People First
Adm. Mullen says military institutions must be built around the needs of their people.
At both the beginning and the end of a 90-minute interview last month, Adm. Mike Mullen, chairman of the Joint Chiefs of Staff, chose to emphasize his concerns about the men and women of the armed services. Their health and welfare and that of their families, he said as we talked at the National Press Club, are central to the well-being of the military institutions that defend us.
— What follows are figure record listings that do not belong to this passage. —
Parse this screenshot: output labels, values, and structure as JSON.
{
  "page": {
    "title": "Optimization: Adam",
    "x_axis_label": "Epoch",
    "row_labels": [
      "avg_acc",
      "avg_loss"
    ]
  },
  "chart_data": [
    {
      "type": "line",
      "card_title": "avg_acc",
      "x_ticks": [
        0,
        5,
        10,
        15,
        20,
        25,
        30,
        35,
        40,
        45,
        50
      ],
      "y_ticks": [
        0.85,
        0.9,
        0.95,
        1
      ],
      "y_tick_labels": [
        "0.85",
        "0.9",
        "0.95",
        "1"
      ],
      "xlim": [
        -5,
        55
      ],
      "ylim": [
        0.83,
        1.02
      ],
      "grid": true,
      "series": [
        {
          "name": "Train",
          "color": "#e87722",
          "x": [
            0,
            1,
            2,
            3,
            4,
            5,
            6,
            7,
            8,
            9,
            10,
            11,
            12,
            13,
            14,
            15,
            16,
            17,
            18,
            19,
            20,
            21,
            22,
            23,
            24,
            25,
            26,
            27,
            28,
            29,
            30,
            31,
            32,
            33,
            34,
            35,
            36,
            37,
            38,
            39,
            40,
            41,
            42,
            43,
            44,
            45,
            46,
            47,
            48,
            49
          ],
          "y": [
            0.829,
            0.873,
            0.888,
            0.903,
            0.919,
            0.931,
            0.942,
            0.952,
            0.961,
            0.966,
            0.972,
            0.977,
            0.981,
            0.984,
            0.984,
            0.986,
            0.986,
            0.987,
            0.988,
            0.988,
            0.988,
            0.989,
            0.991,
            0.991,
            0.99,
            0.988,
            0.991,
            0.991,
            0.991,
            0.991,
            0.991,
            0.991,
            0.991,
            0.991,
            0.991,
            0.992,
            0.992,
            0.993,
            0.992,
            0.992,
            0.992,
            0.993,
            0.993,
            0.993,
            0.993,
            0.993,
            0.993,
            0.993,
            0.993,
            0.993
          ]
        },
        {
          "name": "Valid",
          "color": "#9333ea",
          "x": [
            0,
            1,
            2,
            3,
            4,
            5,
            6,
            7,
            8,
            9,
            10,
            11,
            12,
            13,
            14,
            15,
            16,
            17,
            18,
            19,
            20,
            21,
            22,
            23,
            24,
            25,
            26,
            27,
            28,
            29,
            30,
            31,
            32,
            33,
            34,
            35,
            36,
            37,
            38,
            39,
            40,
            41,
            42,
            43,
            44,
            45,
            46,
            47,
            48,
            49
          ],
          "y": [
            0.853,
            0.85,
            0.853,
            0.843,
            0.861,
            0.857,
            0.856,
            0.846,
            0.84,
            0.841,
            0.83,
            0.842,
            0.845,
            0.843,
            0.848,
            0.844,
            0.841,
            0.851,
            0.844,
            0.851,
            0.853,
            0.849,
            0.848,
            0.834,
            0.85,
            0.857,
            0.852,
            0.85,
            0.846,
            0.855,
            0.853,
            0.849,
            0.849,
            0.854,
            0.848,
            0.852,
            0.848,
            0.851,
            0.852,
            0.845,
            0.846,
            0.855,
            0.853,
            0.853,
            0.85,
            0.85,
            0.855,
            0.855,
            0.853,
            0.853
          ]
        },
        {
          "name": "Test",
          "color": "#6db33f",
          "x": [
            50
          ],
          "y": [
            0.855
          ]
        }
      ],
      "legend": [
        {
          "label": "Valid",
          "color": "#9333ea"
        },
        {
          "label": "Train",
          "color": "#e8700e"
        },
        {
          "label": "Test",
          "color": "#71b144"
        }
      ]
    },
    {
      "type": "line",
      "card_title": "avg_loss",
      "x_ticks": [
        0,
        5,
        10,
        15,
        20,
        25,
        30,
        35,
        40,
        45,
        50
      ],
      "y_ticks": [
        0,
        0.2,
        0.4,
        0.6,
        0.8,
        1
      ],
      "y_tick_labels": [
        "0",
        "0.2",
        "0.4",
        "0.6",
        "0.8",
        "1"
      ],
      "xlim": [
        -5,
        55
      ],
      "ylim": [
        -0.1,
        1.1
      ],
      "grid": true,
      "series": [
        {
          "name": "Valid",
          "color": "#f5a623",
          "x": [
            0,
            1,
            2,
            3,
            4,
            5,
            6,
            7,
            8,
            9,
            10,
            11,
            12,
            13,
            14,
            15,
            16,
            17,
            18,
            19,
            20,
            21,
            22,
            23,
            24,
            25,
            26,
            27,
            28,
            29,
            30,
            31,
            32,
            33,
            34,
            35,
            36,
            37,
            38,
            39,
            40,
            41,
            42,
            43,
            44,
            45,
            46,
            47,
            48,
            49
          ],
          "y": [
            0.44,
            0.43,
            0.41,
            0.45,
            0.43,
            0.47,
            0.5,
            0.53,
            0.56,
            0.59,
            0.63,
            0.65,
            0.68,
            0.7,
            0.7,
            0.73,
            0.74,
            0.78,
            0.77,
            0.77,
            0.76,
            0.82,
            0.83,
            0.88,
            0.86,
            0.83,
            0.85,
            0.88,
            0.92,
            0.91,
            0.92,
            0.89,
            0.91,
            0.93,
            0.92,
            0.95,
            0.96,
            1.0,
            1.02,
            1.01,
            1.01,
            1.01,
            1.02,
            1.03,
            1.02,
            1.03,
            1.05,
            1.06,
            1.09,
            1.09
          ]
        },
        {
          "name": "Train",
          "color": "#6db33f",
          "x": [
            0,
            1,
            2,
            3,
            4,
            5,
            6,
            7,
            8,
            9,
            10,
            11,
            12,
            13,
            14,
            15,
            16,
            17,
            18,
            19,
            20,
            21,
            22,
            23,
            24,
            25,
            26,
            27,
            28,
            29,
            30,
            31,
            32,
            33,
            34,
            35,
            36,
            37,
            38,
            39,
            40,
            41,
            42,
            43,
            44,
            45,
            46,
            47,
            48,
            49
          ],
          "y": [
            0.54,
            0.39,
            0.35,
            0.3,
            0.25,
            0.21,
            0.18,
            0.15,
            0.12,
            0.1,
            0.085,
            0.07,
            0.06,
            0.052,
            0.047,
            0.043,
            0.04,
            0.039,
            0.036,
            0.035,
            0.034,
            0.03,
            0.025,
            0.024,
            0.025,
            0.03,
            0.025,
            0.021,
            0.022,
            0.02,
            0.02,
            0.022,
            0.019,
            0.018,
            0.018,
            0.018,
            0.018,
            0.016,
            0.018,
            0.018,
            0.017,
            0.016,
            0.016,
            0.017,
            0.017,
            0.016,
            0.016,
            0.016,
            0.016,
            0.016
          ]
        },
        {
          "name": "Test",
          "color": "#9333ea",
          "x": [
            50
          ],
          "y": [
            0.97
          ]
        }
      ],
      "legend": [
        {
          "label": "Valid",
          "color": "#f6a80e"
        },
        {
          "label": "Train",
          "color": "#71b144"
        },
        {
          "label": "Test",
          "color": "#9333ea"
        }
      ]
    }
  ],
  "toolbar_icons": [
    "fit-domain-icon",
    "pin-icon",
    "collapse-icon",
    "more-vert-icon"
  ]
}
The institutions' needs, Mullen suggested,cannot be met without greater attention to the interests of those who serve.
My fifth National Press Club session with Mullen came just three days before the dramatic news that a Navy SEALs team had killed Osama bin Laden. I didn't ask Mullen about the hunt for bin Laden, but we did discuss relations between the United States and the government of Asif Ali Zardari of Pakistan. Mullen described them as "badly strained," but said we needed a strategic alliance with nuclear-armed Pakistan to ensure regional and global security.
Mullen reemphasized his concern about U.S. budget deficits. He said he's called the nation's debt "the biggest threat to our national security" because fiscal crisis makes the likelihood of cuts in national security resources "very high."
At the same time, he was unsparingly critical of undisciplined growth in defense spending, which has nearly doubled during the past decade. "It hasn't forced us to make the hard trades," he said. "It hasn't forced us to prioritize. It hasn't forced us to do the analysis. And it hasn't forced us to limit ourselves and get to a point in a very turbulent world of what we're going to do and what we're not going to do."
It won't be easy to cut spending, Mullen indicated, citing in particular the need to replace aging Air Force weapons systems, and the high costs of active and retired personnel driven in part by skyrocketing health care spending. But he said he didn't know whether the 60 percent to 70 percent of defense spending devoted to personnel could be pared back. Mullen framed the issue by talking about the need to keep up the quality of the force. "If we retain the right young junior officers; if we retain the right young [noncommissioned officers] in all our services, we'll be just fine," he said. "And if we don't, almost no matter what the budget as we come out of these wars, then we're going to struggle."
Toward the end of the session, one attendee stood up to tell Mullen about his daughter, a sailor, and her husband, a Marine, who'd spent only one year of the six they'd been married in the same town. Mullen talked at length about the military's need to do better in such situations. He said, "In the long run, we are going to have to put people at the center here as opposed to the institutions."
Reflecting on lessons learned during his 43-year career, Mullen spoke with pride of "our military's ability to adapt and change from the classic conventional force to-I call it the best counterinsurgency force in the world." He said this was "a reflection of the extraordinary young men and women-2.2 million men and women, active, Guard, Reserve, who serve in a joint way many of us could not have imagined just a few years ago." And, he continued, "they could not have succeeded without the extraordinary, matchless support of their families who have become integral to our readiness because of the repeated deployments, because of the lack of time at home, even when you're back from deployment, the stressors that they're under . . . the worry every single day when you have your husband or your wife in the fight." Mullen said his wife, Deborah, "sees spouses who have post- traumatic stress symptoms, and children who are exhibiting the same kind of thing."
At the White House, first lady Michelle Obama and Jill Biden, the vice president's wife, are leading an initiative to address the need, both moral and practical, to improve the lives of military families-joining Mullen's drive to put people first.